Ein Jahr später kehrte sie zurück nach Deutschland, um in Berlin ihren Master zu machen. Giulia sucht - und findet - immer einen Grund, nach Buenos Aires zurückzukehren. So war schnell klar, wohin es sie für das Auslandssemester ziehen würde...
An welcher Uni hast du studiert und was?
An der Universidad Nacional de San Martín (UNSAM), Estudios Latinoamericanos (Lateinamerikastudien).
Hast du das Auslandssemester selbst organisiert?

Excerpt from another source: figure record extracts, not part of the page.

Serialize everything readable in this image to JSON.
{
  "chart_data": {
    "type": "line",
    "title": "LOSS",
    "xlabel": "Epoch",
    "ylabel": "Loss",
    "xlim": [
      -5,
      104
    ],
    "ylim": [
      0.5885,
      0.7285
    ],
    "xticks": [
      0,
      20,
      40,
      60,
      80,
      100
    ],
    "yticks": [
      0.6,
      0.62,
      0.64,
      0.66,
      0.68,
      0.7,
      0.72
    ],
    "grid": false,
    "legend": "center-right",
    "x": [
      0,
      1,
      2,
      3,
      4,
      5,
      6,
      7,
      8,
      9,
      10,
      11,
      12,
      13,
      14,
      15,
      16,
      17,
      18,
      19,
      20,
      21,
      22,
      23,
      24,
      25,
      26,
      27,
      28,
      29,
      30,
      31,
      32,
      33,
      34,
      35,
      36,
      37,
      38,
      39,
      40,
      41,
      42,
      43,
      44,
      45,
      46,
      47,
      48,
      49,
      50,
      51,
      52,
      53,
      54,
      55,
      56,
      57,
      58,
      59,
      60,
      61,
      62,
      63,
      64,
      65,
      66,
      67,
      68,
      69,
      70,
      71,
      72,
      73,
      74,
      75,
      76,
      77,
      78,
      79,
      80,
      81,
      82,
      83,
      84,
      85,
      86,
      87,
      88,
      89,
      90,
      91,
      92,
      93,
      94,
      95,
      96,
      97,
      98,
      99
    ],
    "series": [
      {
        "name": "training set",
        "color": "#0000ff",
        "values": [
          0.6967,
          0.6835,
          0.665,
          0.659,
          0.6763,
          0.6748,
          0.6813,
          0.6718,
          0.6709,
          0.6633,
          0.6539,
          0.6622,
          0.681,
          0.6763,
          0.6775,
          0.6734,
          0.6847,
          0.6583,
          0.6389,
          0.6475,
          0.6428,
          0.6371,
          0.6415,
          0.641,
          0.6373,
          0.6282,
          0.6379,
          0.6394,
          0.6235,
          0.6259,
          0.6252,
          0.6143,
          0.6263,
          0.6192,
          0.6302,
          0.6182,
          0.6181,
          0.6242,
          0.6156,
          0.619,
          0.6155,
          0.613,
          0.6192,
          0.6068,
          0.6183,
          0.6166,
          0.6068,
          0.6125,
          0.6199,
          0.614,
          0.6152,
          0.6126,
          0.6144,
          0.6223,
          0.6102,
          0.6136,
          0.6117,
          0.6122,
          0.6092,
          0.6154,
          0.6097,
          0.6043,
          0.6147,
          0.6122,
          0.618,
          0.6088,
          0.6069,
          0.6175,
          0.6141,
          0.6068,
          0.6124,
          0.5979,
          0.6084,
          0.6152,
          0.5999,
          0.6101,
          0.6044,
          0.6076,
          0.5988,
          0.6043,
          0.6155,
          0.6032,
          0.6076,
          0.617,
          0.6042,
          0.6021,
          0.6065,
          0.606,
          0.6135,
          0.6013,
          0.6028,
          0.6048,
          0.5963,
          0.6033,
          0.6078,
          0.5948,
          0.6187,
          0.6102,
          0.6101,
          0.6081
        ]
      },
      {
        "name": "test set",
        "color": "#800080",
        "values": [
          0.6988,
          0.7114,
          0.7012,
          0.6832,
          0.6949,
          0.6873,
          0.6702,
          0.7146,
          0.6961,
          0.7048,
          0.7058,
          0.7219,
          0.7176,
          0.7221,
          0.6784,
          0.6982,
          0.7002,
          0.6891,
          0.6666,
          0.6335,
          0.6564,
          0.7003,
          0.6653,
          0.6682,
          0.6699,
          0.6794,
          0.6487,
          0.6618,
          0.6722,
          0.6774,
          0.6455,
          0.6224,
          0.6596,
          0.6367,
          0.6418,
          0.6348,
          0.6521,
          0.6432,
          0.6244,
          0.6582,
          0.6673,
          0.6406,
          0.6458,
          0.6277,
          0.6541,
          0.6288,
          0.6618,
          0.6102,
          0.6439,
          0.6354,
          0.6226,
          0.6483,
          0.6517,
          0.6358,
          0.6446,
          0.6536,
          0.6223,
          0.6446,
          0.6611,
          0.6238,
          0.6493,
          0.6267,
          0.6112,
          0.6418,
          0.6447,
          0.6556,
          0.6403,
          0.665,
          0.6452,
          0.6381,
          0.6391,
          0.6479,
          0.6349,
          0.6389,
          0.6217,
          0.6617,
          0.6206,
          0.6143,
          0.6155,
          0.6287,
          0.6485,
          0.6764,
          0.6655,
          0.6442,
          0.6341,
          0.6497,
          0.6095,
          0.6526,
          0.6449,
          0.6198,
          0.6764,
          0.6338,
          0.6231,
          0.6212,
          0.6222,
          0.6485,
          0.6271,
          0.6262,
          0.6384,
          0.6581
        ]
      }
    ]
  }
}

Mehr oder weniger. Meine Uni in Deutschland hat einige sogenannte „convenios“ mit verschiedenen Universitäten in Lateinamerika und der Karibik, d.h. Kooperationen, die einen Austausch erleichtern. Darunter fällt auch die UNSAM. „Austausch erleichtern“ bedeutete in meinem Fall, dass ich eine Ansprechperson an der UNSAM hatte und dass mir im Falle einer Zulassung die Studiengebühren erlassen würden. Trotzdem musste ich ganz normal am Bewerbungsverfahren um einen Studienplatz an der Uni teilnehmen und mich selber um die Finanzierung kümmern.
Ich bewarb mich um ein Promos-Stipendium der FU Berlin und bekam eine Zusage. Gleichzeitig teilte mir auch die UNSAM mit, dass ich einen Platz bekommen hatte und so konnte ich endlich den Flug buchen.
Wie sah dein Uni Alltag aus?
Ich konnte meine Kurse so legen, dass ich nur einmal pro Woche nach San Martín fahren musste. Dafür musste ich ziemlich früh aufstehen, da ich mindestens eine Stunde brauchte und der Kurs um 8:30 begann. Danach gingen wir immer in die Mensa auf dem Campus und lagen danach ein bisschen auf der Wiese vor dem Hauptgebäude und tranken Mate oder lasen Texte für die kommende Woche. Der nächste Kurs begann um 14 Uhr und dauerte auch 3-4 Stunden. Gegen 17:30/18 Uhr konnte ich dann mit 2 Kommilitonen, die auch in San Telmo wohnten, den Heimweg antreten. Meistens führte uns der Weg direkt zu Los Chisperos, wo wir Tango tanzen lernten. Das Centro de EstudiosLatinoamericanos (CEL) gehört zu den ausgelagerten Fakultäten der UNSAM, die im Zentrum der Stadt liegen. Hier wurden Kurse nur abends angeboten,meistens von 18-21 Uhr. Zweimal in der Woche konnte ich also in Capital bleiben und sogar zu Fuß zur Uni laufen.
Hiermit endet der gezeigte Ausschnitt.